In its attempt to capture the lives of poets, there are, of course, obvious parallels to Roberto Bolaño’s 1998 masterpiece The Savage Detectives, about lost poets in Mexico. However, to be a purportedly thoughtful book about the history of Indian poetry — “the autobiography of an era”, as it calls itself at some point — Chocolate Saints sets too much store by shock effects: verbose close-ups of horrendous alcoholism and addictions, brothels, incest and sodomy from the backstage of the culture scene. To further titillate, well-known poets such as Namdeo Dhasal appear thinly disguised under names like ‘Narayan Doss’, as if this were a roman-à-clef, while other literary personalities are actually named — Adil Jussawalla as a London-returned long-haired boy, Manohar Shetty as a bartender in a Bombay permit room, and the reclusive Vijay Nambisan, who wrote “sweet rhymes”. To top it all, Dom Moraes appears as himself even though it is his life’s story Thayil has drawn on for Xavier’s early career as a poet.
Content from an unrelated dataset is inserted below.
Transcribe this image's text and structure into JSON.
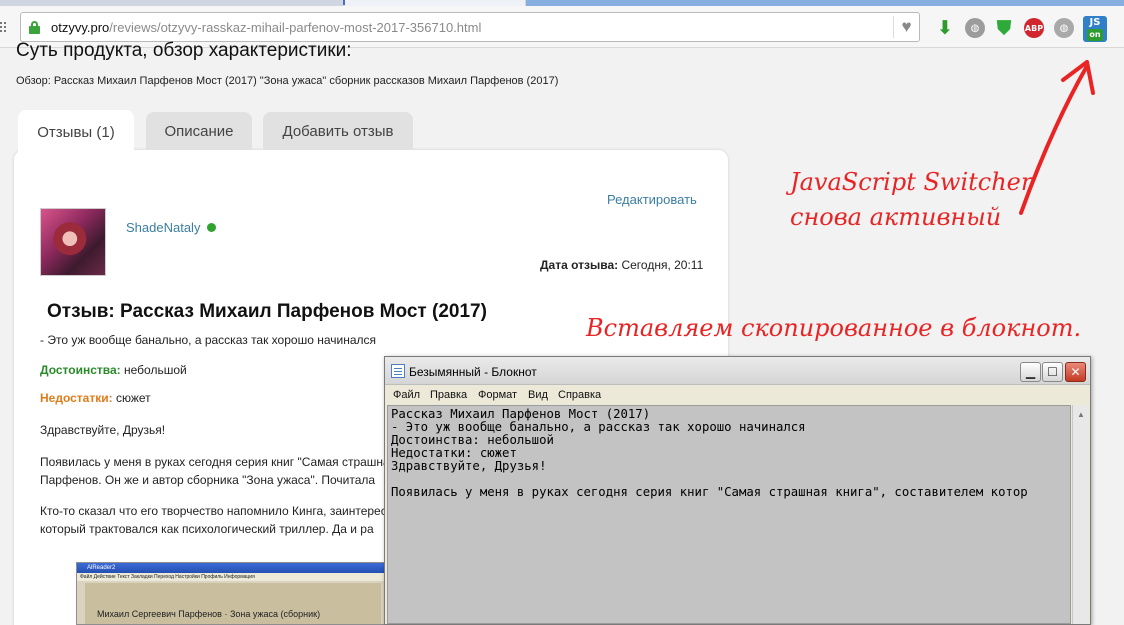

Meanwhile, Xavier’s middle age is inspired by painter FN Souza, and, finally, his latter NRI-returnee days chronicle Thayil’s own life.
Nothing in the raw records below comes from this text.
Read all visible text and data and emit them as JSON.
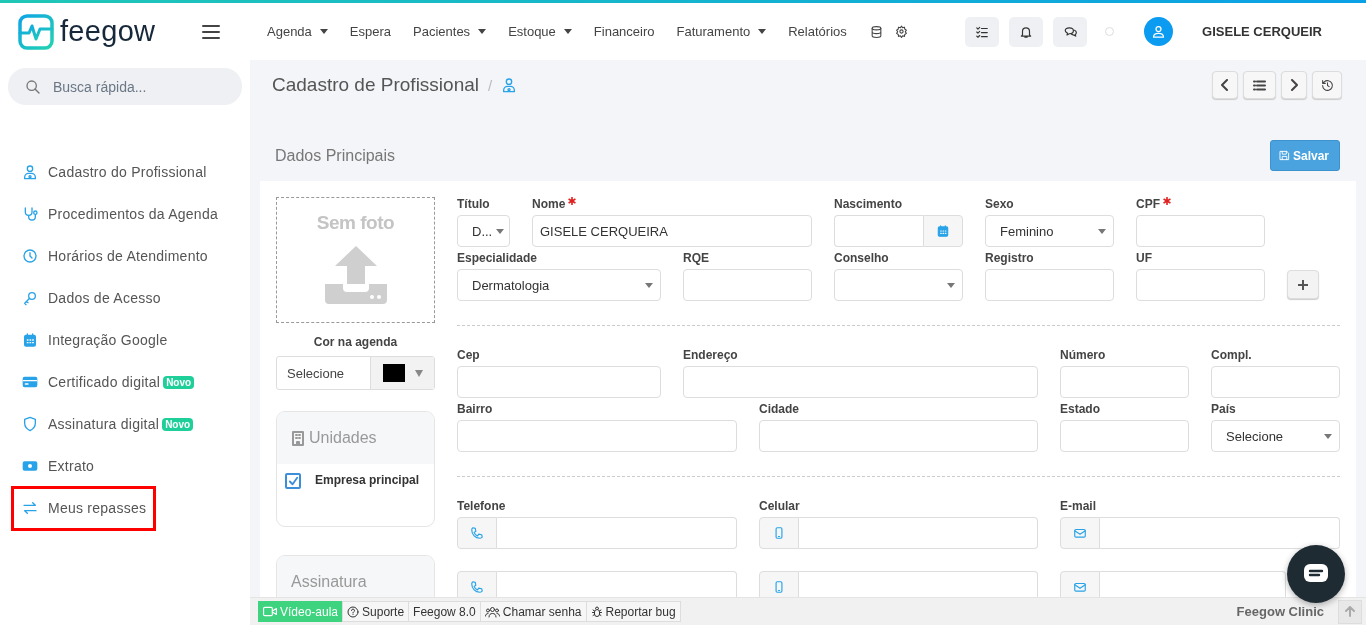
{
  "header": {
    "brand": "feegow",
    "nav": [
      {
        "label": "Agenda",
        "dropdown": true
      },
      {
        "label": "Espera",
        "dropdown": false
      },
      {
        "label": "Pacientes",
        "dropdown": true
      },
      {
        "label": "Estoque",
        "dropdown": true
      },
      {
        "label": "Financeiro",
        "dropdown": false
      },
      {
        "label": "Faturamento",
        "dropdown": true
      },
      {
        "label": "Relatórios",
        "dropdown": false
      }
    ],
    "user": "GISELE CERQUEIR"
  },
  "search": {
    "placeholder": "Busca rápida..."
  },
  "sidebar": {
    "items": [
      {
        "label": "Cadastro do Profissional",
        "highlighted": false
      },
      {
        "label": "Procedimentos da Agenda",
        "highlighted": false
      },
      {
        "label": "Horários de Atendimento",
        "highlighted": false
      },
      {
        "label": "Dados de Acesso",
        "highlighted": false
      },
      {
        "label": "Integração Google",
        "highlighted": false
      },
      {
        "label": "Certificado digital",
        "badge": "Novo",
        "highlighted": false
      },
      {
        "label": "Assinatura digital",
        "badge": "Novo",
        "highlighted": false
      },
      {
        "label": "Extrato",
        "highlighted": false
      },
      {
        "label": "Meus repasses",
        "highlighted": true
      }
    ]
  },
  "page": {
    "title": "Cadastro de Profissional",
    "separator": "/"
  },
  "card": {
    "title": "Dados Principais",
    "save_button": "Salvar",
    "photo": {
      "text": "Sem foto"
    },
    "agenda_color": {
      "label": "Cor na agenda",
      "value": "Selecione",
      "color": "#000000"
    },
    "units": {
      "title": "Unidades",
      "items": [
        {
          "label": "Empresa principal",
          "checked": true
        }
      ]
    },
    "signature": {
      "title": "Assinatura"
    },
    "sections": [
      {
        "rows": [
          [
            {
              "label": "Título",
              "kind": "select",
              "value": "D..."
            },
            {
              "label": "Nome",
              "required": true,
              "kind": "text",
              "value": "GISELE CERQUEIRA"
            },
            {
              "label": "Nascimento",
              "kind": "date"
            },
            {
              "label": "Sexo",
              "kind": "select",
              "value": "Feminino"
            },
            {
              "label": "CPF",
              "required": true,
              "kind": "text"
            }
          ],
          [
            {
              "label": "Especialidade",
              "kind": "select",
              "value": "Dermatologia"
            },
            {
              "label": "RQE",
              "kind": "text"
            },
            {
              "label": "Conselho",
              "kind": "select"
            },
            {
              "label": "Registro",
              "kind": "text"
            },
            {
              "label": "UF",
              "kind": "text"
            },
            {
              "kind": "add"
            }
          ]
        ]
      },
      {
        "rows": [
          [
            {
              "label": "Cep",
              "kind": "text"
            },
            {
              "label": "Endereço",
              "kind": "text"
            },
            {
              "label": "Número",
              "kind": "text"
            },
            {
              "label": "Compl.",
              "kind": "text"
            }
          ],
          [
            {
              "label": "Bairro",
              "kind": "text"
            },
            {
              "label": "Cidade",
              "kind": "text"
            },
            {
              "label": "Estado",
              "kind": "text"
            },
            {
              "label": "País",
              "kind": "select",
              "value": "Selecione"
            }
          ]
        ]
      },
      {
        "rows": [
          [
            {
              "label": "Telefone",
              "kind": "phone"
            },
            {
              "label": "Celular",
              "kind": "mobile"
            },
            {
              "label": "E-mail",
              "kind": "email"
            }
          ],
          [
            {
              "kind": "phone"
            },
            {
              "kind": "mobile"
            },
            {
              "kind": "email"
            }
          ]
        ]
      }
    ]
  },
  "footer": {
    "buttons": [
      {
        "label": "Vídeo-aula",
        "kind": "video"
      },
      {
        "label": "Suporte",
        "kind": "help"
      },
      {
        "label": "Feegow 8.0",
        "kind": "plain"
      },
      {
        "label": "Chamar senha",
        "kind": "users"
      },
      {
        "label": "Reportar bug",
        "kind": "bug"
      }
    ],
    "brand": "Feegow Clinic"
  }
}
But when the author turns his focus to the fictional segments that are needed to bridge the narrative gaps between the ‘biographical’ bits, craft deserts him, and his writing becomes mechanical and repetitive, such as in the Bangalore chapters where multiple break-ups happen, and the classic “I’m going out to get cigarettes” (never to return again) line is recycled without leading to anything radically new. Despite the polyphonic prose, the narrative is curiously monotonic.

However, the biggest problem is the chief protagonist, Xavier, who is cobbled together from the biographical data of three disparate personalities, making his fictional persona as top-heavy as a beached whale. This, combined with the fact that one of those personalities is the author himself, who furthermore allows himself two more alter-egos — Bambai (who views Xavier as his “doppelgänger and hypocrite twin”) plus Thayil in an uncredited cameo (“skeletal fellow, strung out or drunk, who put together an anthology some years later”) — is confusing to say the least. Such a dual trinity with its overlaps is replete with the obvious Christian symbolism of Father, Son and Holy Spirit (and, maybe, too many bottles of sacramental wine make us see double trinities), a rebus which runs throughout until this tongue-in-cheekiness is extended to include Thayil’s own father, a journalist-editor, in the final chapters. All this makes for a jolly but bumpy read — and maybe that is the purpose of the book, to demonstrate the cumbersome burden of the Anglophone Indian creative personality.

This existential point is summed up towards the end, as the melancholic mess of the artist’s life settles down like graveyard dust, accompanied by overloaded statements such as when Indian poets die “there is no resurrection. They simply vanish…” Finally, in a few jokey lines of dialogue spoken on a train crossing central India, there’s perhaps epiphany, when a random woman says, “Like they say on TV, we are like this only.” Goody says, “Only we are like this.” Xavier/Thayil says, “Like, are we only this?”

(Zoe Chaya is a Bengaluru-based writer. The article first appeared in The Hindu BusinessLine's BLInk.)